Attendees and participants in the Save Our Water Summit held by the News-Press hold up Save our Water signs at the Sanibel Harbour Marriot Resort & Spa on Wednesday.

Engineer Gary Goforth cited figures that 36 percent of river flows since 1971 have come from Lake Okeechobee, with 63 percent coming from off land north and south of the river’s stretch through Lee County.

Regardless of where it comes from, though, 50 percent of the time, the river's man-altered watershed means flows are either too low or too high to sustain a healthy ecosystem, Goforth said.

The solution, almost everyone agrees, is to build huge reservoirs along the Caloosahatchee and St. Lucie rivers and north and south of Lake Okeechobee to control flows so they more closely mimic nature.

Such reservoirs are not cheap. The Caloosahatchee River reservoir, known as the C43, would be built in Hendry County and cost $600 million to store 55 billion gallons of water.

Florida Senate President Joe Negron, R-Stuart, is pitching a plan to set aside $2.4 billion in state conservation money to buy sugar land south of Lake Okeechobee and build a reservoir to store water.

The road map for Everglades restoration calls for starting construction on the reservoir south of the lake in 2021.

Critics have said the state is not acting quickly enough to buy the land from U.S. Sugar.

The News-Press environmental reporter, Chad Gillis interviews Ernie Barnett, Executive Director of the Florida Land Council during the Save our Water Summit at Sanibel Harbour Marriot Resort & Spa on Wednesday.

U.S. Sugar Vice President Bubba Wade told the summit the proposed reservoir would be too small to make a worthwhile dent in the volume of water being sent to the estuaries in years like 2016.

“If you think you’re going to solve the estuary problem in these wet years, it’s not going to happen,” Wade said.

He said the focus should be on completing parts of Everglades restoration already on the books and finding places to store water north of the lake.

Sierra Club organizer Cris Costello said storage north of the lake is a “red herring” — as is blaming pollution on septic systems along the river and raising concerns that sending water south from the lake would flood endangered sparrow habitat in the Everglades, she said.
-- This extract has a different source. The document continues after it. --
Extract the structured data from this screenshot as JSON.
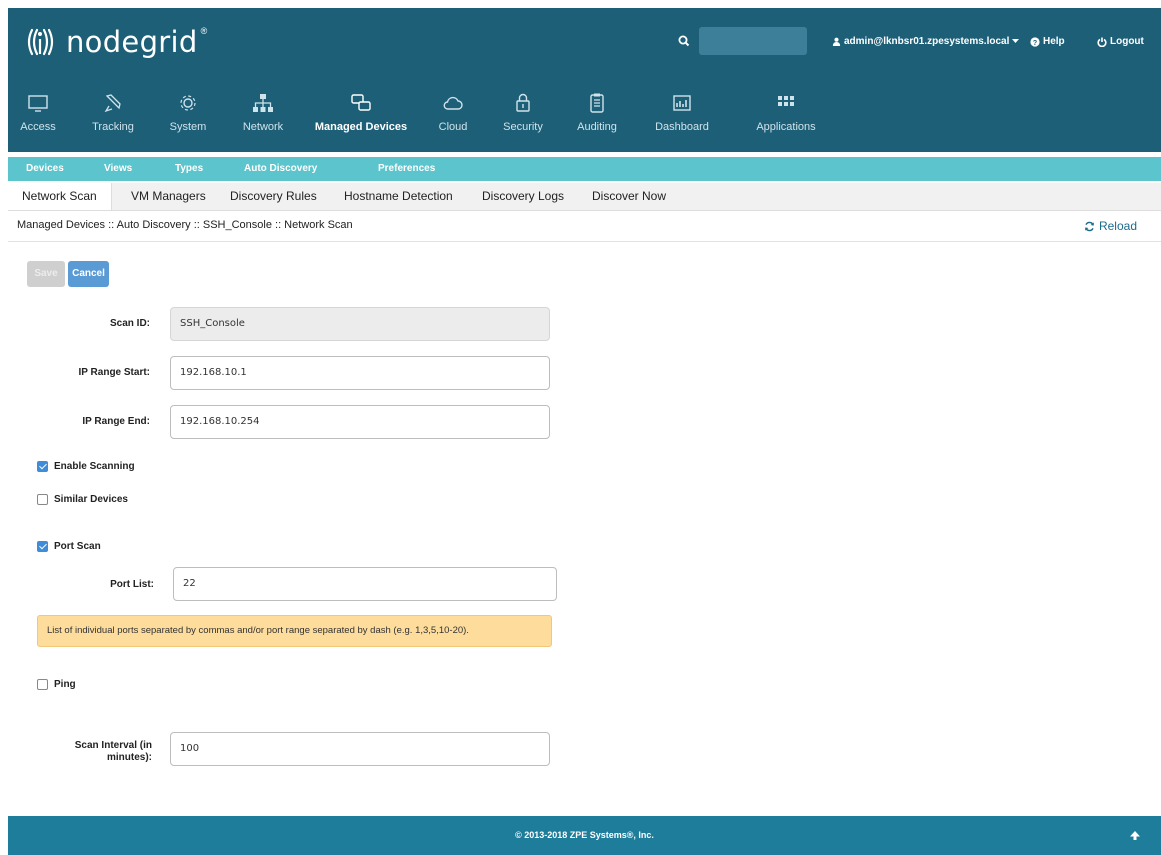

Win Everham, environmental studies professor at program leader at Florida Gulf Coast University speaks at the Save our Water Summit at Sanibel Harbour Resort on Wednesday.

“We have to keep our eyes on the prize,” Costello said, referring to the reservoir south of the lake. “We cannot let ourselves be distracted.”
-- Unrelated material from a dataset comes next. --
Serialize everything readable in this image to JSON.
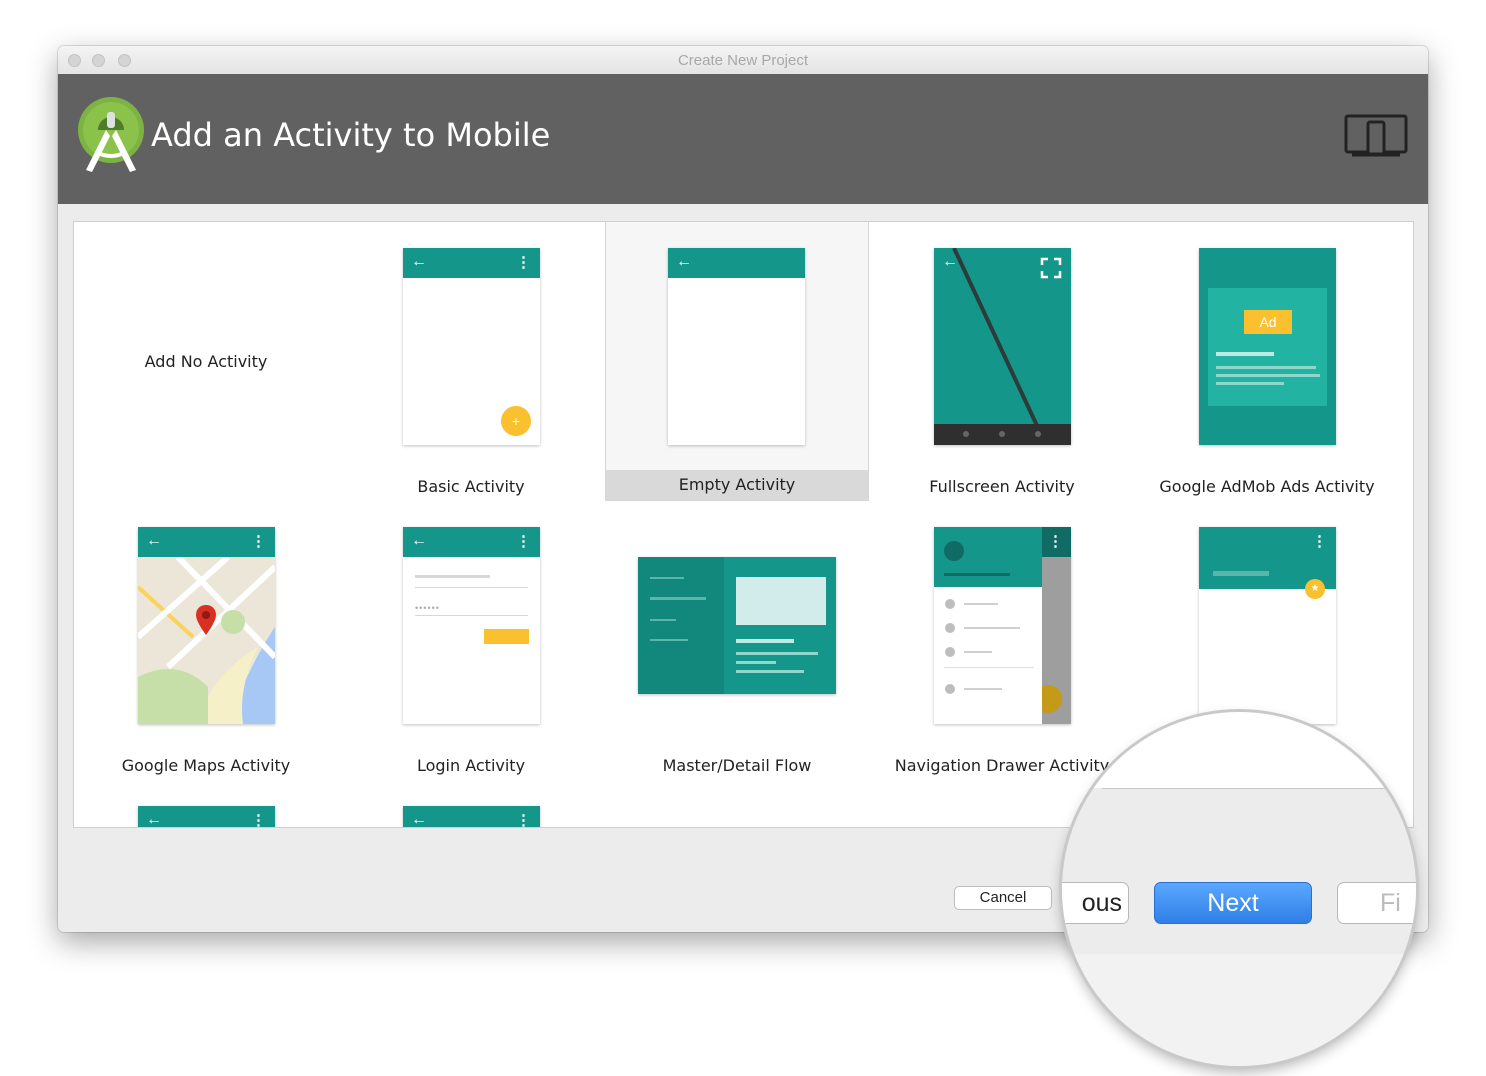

Conservancy of Southwest Florida natural resources policy director Jennifer Hecker said plans for a reservoir south of the lake should be expedited and planned at the same time as storage north of the lake.

“Whether it’s a little or a lot, we need it all,” Hecker said.
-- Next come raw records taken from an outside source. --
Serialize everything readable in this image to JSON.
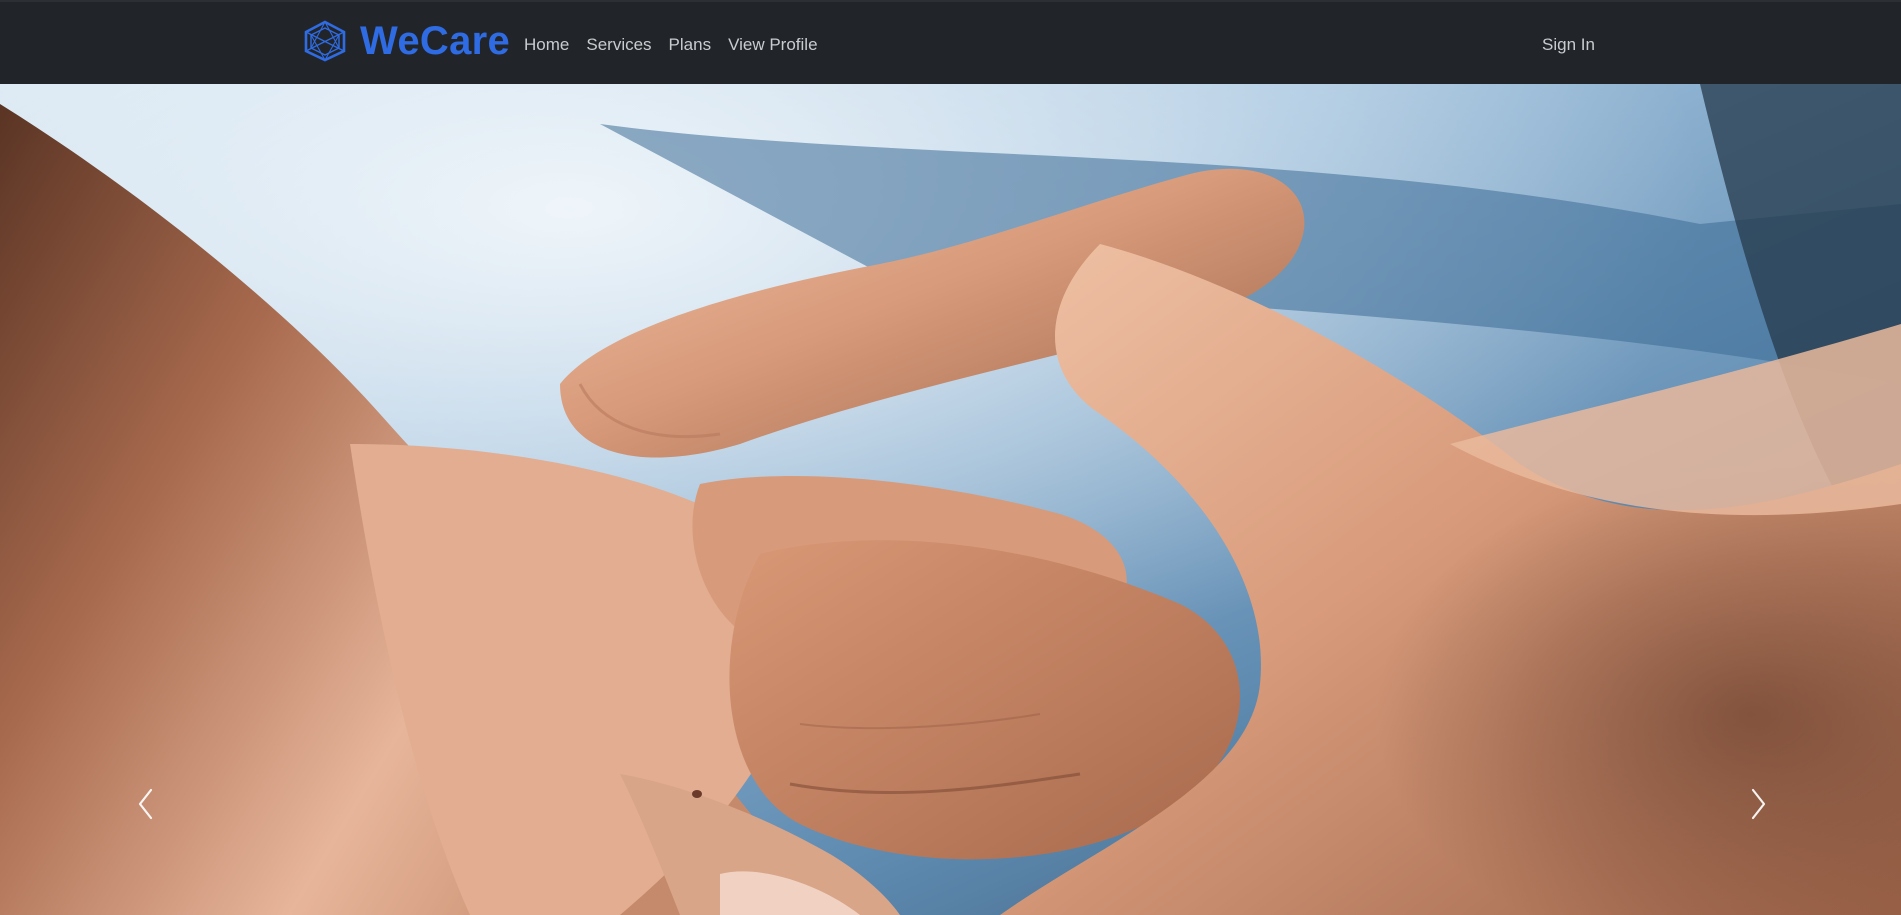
{
  "brand": {
    "name": "WeCare",
    "logo_icon": "hexagon-network-icon",
    "color": "#2f6be3"
  },
  "nav": {
    "items": [
      {
        "label": "Home"
      },
      {
        "label": "Services"
      },
      {
        "label": "Plans"
      },
      {
        "label": "View Profile"
      }
    ],
    "sign_in_label": "Sign In"
  },
  "carousel": {
    "image": "clasped-hands-photo",
    "prev_icon": "chevron-left-icon",
    "next_icon": "chevron-right-icon"
  },
  "colors": {
    "navbar_bg": "#212529",
    "nav_text": "#c9cccf"
  }
}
Hecker drew cheers when she called on all sides of the Caloosahatchee River water quality issues to work together to find solutions.

Schuldenfrei, the Sanibel real estate agent, echoed Hecker.

“We all have to stay involved,” he said. “When water is nice and blue and we’re happy, nothing happens. We have to keep the fire burning.”

Jennifer Hecker, Director of Natural Resource Policy at Conservancy of Southwest Florida speaks at the Save our Water Summit at Sanibel Harbour Marriot Resort & Spa on Wednesday.